Dalam kejayaan Bagdad, perpustakaan paling lengkap di dunia terhancur oleh pasukan Mongol yang tidak peduli dengan keilmuan, sedangkan di Eropa Abad Pertengahan, Inkuisisi Gereja memadamkan kebebasan berpikir dengan memusnahkan buku-buku dan mengancam para ilmuwan.

Trauma ini membentuk jejak panjang dalam perjalanan peradaban, menggarisbawahi pentingnya menjaga kebebasan berpikir dan menghormati bukti-bukti kemajuan kita.

Buku menjadi satu bukti kemajuan peradaban sebuah bangsa. Di masa kejayaannya, Bagdad pernah memiliki perpustakaan paling lengkap di dunia dari berbagai disiplin ilmu dan bahasa yang beraneka ragam. Tidak hanya buku berbahasa Arab, tapi juga India, Latin, Ibrani, dan lainnya.

Ketika pasukan Mongol menginvasi pusat pemerintahan Dinasti Abbasiyah tersebut pada 1258, bangunan-bangunan dihancurkan termasuk puluhan perpustakaannya.
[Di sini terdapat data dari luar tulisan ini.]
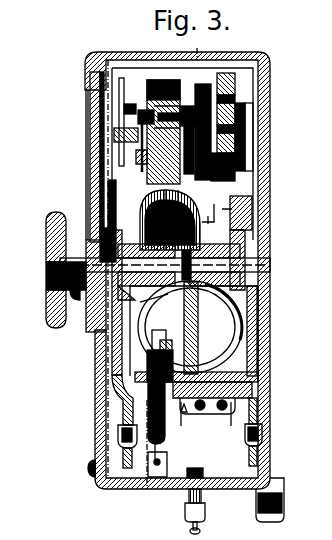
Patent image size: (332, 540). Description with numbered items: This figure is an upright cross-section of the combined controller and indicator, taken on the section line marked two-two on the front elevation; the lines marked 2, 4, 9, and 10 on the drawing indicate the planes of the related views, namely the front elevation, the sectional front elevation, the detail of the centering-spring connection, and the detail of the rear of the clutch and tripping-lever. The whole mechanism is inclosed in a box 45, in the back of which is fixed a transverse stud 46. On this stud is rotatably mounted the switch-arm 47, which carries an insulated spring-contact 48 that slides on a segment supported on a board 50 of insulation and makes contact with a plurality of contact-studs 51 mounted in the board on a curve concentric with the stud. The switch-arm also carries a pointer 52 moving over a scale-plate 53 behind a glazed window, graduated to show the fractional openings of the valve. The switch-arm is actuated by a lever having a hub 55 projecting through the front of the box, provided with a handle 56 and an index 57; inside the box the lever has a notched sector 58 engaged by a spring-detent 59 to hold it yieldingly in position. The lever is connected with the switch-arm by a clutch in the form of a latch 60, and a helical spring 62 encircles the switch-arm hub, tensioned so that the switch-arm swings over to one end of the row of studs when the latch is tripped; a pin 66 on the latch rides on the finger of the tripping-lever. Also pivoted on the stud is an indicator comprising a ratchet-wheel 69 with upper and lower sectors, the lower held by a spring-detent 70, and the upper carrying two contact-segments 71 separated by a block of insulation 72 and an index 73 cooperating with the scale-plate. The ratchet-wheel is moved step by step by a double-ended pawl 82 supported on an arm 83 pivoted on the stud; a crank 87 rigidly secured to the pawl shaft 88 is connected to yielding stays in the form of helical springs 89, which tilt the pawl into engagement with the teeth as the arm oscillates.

The section line 2 2 is at (106, 52).
The section line 4 4 is at (197, 48).
The section line 9 9 is at (250, 376).
The section line 10 10 is at (181, 255).
The box 45 is at (270, 220).
The transverse stud 46 is at (262, 264).
The switch-arm 47 is at (112, 196).
The insulated spring-contact 48 is at (140, 154).
The board of insulation 50 is at (178, 96).
The contact-studs 51 is at (131, 125).
The pointer 52 is at (114, 136).
The scale-plate 53 is at (124, 114).
The hub 55 is at (92, 296).
The handle 56 is at (54, 316).
The index 57 is at (92, 214).
The notched sector 58 is at (112, 371).
The spring-detent 59 is at (118, 432).
The latch 60 is at (84, 236).
The helical spring 62 is at (112, 322).
The pin 66 is at (190, 200).
The ratchet-wheel 69 is at (248, 345).
The spring-detent 70 is at (258, 449).
The contact-segments 71 is at (192, 146).
The block of insulation 72 is at (250, 106).
The index 73 is at (112, 96).
The double-ended pawl 82 is at (258, 385).
The arm 83 is at (188, 321).
The crank 87 is at (150, 374).
The shaft 88 is at (212, 414).
The helical springs 89 is at (166, 432).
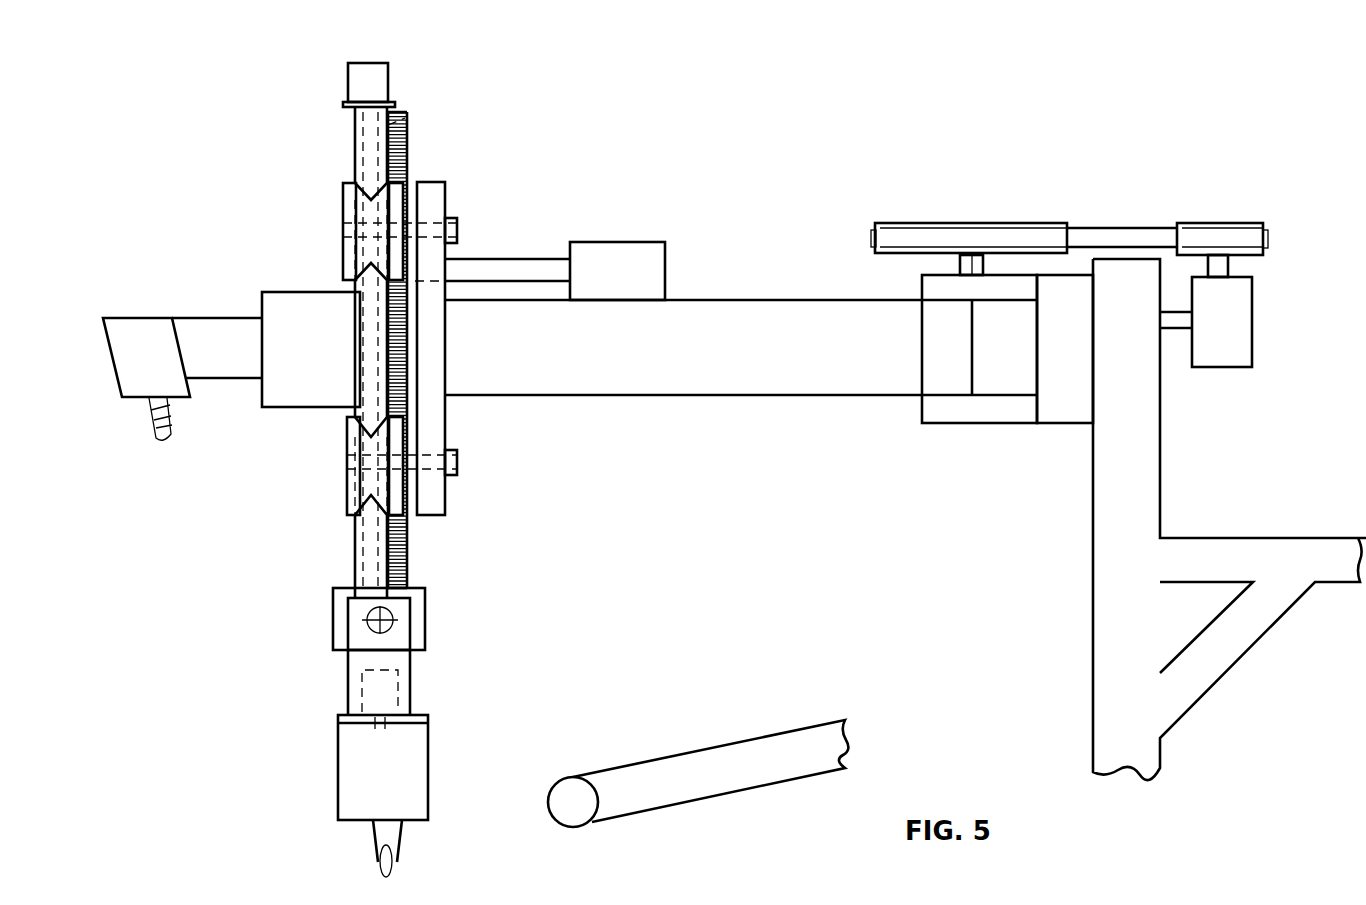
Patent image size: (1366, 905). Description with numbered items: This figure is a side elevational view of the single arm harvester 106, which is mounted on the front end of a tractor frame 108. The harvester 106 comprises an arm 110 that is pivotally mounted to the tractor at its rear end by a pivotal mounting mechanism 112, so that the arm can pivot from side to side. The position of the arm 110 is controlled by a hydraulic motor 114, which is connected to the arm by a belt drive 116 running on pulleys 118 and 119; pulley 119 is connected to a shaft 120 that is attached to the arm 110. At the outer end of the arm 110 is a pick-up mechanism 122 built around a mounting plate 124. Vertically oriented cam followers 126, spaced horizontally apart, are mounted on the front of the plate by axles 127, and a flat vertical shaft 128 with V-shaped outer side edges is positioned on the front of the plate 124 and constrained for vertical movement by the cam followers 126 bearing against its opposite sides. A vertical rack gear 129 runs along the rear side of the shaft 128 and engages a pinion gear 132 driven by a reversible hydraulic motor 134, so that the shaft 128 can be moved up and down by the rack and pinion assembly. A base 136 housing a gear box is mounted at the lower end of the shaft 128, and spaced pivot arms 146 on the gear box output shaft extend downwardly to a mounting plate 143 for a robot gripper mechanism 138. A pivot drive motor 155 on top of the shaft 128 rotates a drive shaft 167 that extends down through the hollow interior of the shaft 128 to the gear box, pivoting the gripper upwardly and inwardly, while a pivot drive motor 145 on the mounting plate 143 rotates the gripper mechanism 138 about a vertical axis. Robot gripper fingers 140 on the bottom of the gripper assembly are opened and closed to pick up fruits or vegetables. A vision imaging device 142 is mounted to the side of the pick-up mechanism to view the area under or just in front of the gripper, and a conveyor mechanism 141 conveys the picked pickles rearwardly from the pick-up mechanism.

The single arm harvester 106 is at (712, 601).
The tractor frame 108 is at (1147, 513).
The arm 110 is at (662, 395).
The pivotal mounting mechanism 112 is at (970, 415).
The hydraulic motor 114 is at (1238, 333).
The belt drive 116 is at (1127, 238).
The pulley 118 is at (1258, 223).
The pulley 119 is at (1012, 222).
The shaft 120 is at (960, 262).
The pick-up mechanism 122 is at (250, 538).
The mounting plate 124 is at (445, 202).
The cam followers 126 is at (343, 203).
The axles 127 is at (457, 228).
The flat vertical shaft 128 is at (355, 153).
The rack gear 129 is at (408, 148).
The pinion gear 132 is at (407, 260).
The hydraulic motor 134 is at (622, 250).
The base 136 is at (414, 587).
The robot gripper mechanism 138 is at (422, 608).
The robot gripper fingers 140 is at (413, 845).
The conveyor mechanism 141 is at (717, 797).
The vision imaging device 142 is at (132, 387).
The mounting plate 143 is at (415, 720).
The pivot drive motor 145 is at (362, 690).
The pivot arms 146 is at (425, 686).
The pivot drive motor 155 is at (385, 78).
The drive shaft 167 is at (405, 120).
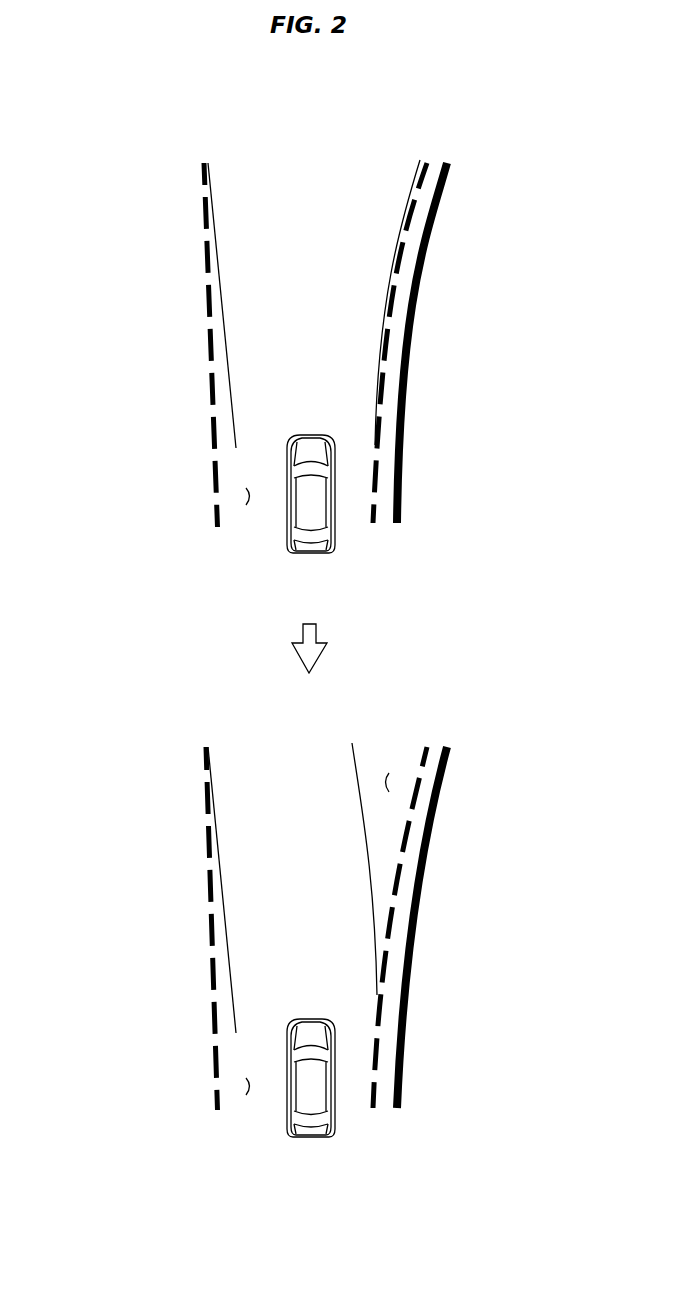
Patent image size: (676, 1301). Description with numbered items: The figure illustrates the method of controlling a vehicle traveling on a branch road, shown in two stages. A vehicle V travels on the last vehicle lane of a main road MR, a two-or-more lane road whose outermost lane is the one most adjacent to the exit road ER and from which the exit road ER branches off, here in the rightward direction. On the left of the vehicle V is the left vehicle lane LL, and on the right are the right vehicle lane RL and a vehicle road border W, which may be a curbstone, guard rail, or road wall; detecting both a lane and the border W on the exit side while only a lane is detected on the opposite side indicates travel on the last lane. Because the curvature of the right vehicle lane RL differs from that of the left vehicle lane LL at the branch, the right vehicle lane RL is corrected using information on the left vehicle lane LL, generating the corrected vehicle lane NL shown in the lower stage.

The left vehicle lane LL is at (216, 431).
The main road MR is at (247, 495).
The vehicle road border W is at (408, 328).
The right vehicle lane RL is at (375, 477).
The vehicle V is at (333, 527).
The corrected vehicle lane NL is at (362, 782).
The exit road ER is at (390, 780).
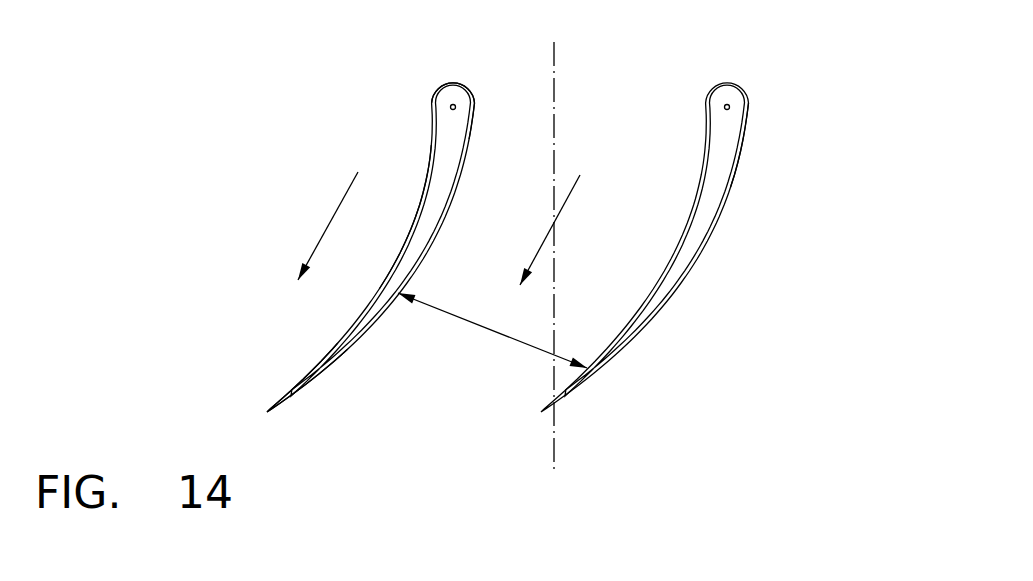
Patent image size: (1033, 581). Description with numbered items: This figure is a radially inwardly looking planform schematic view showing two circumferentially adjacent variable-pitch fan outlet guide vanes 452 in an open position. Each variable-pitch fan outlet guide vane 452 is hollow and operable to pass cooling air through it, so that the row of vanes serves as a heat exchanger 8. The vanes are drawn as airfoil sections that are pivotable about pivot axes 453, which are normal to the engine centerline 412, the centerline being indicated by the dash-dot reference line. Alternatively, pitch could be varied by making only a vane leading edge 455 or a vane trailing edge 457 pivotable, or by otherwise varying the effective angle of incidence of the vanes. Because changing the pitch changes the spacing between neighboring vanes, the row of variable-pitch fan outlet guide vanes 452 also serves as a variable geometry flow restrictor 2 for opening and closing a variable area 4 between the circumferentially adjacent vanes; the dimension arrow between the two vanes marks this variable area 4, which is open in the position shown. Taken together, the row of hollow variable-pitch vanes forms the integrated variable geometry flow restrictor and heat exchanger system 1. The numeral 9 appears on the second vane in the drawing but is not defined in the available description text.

The integrated variable geometry flow restrictor and heat exchanger system 1 is at (385, 146).
The variable geometry flow restrictor 2 is at (703, 273).
The variable area 4 is at (494, 332).
The heat exchanger 8 is at (421, 204).
The suction side of blade 9 is at (727, 142).
The engine centerline 412 is at (556, 438).
The variable-pitch fan outlet guide vane 452 is at (455, 197).
The pivot axis 453 is at (453, 104).
The vane leading edge 455 is at (474, 112).
The vane trailing edge 457 is at (340, 356).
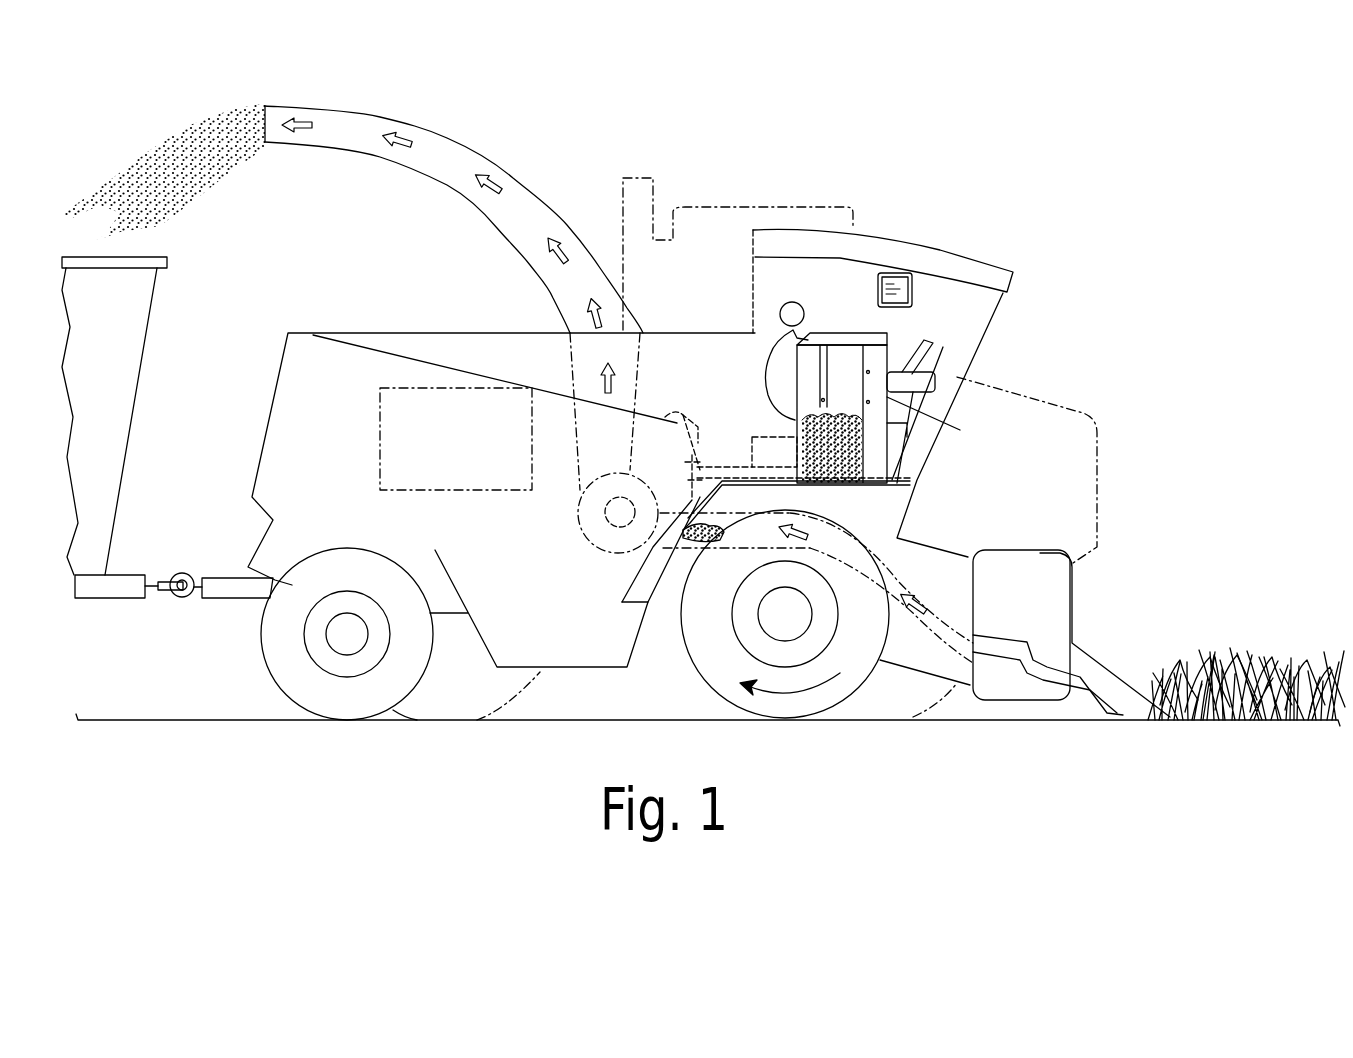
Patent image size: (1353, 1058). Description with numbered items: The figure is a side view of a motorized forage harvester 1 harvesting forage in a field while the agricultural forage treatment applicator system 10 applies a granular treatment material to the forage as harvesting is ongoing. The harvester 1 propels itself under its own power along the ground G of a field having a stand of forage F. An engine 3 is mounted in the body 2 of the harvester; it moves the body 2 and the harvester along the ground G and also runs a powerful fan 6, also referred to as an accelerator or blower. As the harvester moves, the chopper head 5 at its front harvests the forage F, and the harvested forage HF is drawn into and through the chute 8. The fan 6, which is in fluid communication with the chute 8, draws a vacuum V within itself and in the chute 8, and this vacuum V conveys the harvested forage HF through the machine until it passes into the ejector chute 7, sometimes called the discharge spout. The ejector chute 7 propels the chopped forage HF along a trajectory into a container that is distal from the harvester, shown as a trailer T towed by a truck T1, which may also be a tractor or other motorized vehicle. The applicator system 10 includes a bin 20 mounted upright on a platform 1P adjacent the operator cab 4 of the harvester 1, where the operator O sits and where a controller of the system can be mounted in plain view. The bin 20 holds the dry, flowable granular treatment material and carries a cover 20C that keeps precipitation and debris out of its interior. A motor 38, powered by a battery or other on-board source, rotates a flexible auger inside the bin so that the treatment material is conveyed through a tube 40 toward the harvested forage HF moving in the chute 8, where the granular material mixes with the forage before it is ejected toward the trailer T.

The forage harvester 1 is at (1072, 258).
The body 2 is at (262, 547).
The engine 3 is at (378, 467).
The operator cab 4 is at (958, 358).
The chopper head 5 is at (1060, 614).
The fan 6 is at (599, 459).
The ejector chute 7 is at (550, 285).
The chute 8 is at (653, 547).
The applicator system 10 is at (840, 302).
The bin 20 is at (872, 328).
The cover 20C is at (820, 333).
The motor 38 is at (897, 437).
The tube 40 is at (733, 467).
The platform 1P is at (857, 492).
The harvested forage HF is at (160, 185).
The trailer T is at (140, 355).
The truck T1 is at (725, 207).
The operator O is at (792, 302).
The vacuum V is at (606, 524).
The forage F is at (1238, 640).
The ground G is at (985, 726).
Pasukan Mongol yang sama sekali tidak peduli dengan keilmuan, mengeluarkan buku-buku dari perpustakaan kemudian membuangnya ke sungai Tigris sehingga sungai menjadi hitam akibat tinta buku yang mencair bersama darah umat Islam di Bagdad. Begitu banyaknya buku tersebut sampai disebutkan bahwa pasukan Mongol ketika menyeberangi sungai tidak tenggelam karena ada “jembatan” buku yang memenuhi sungai.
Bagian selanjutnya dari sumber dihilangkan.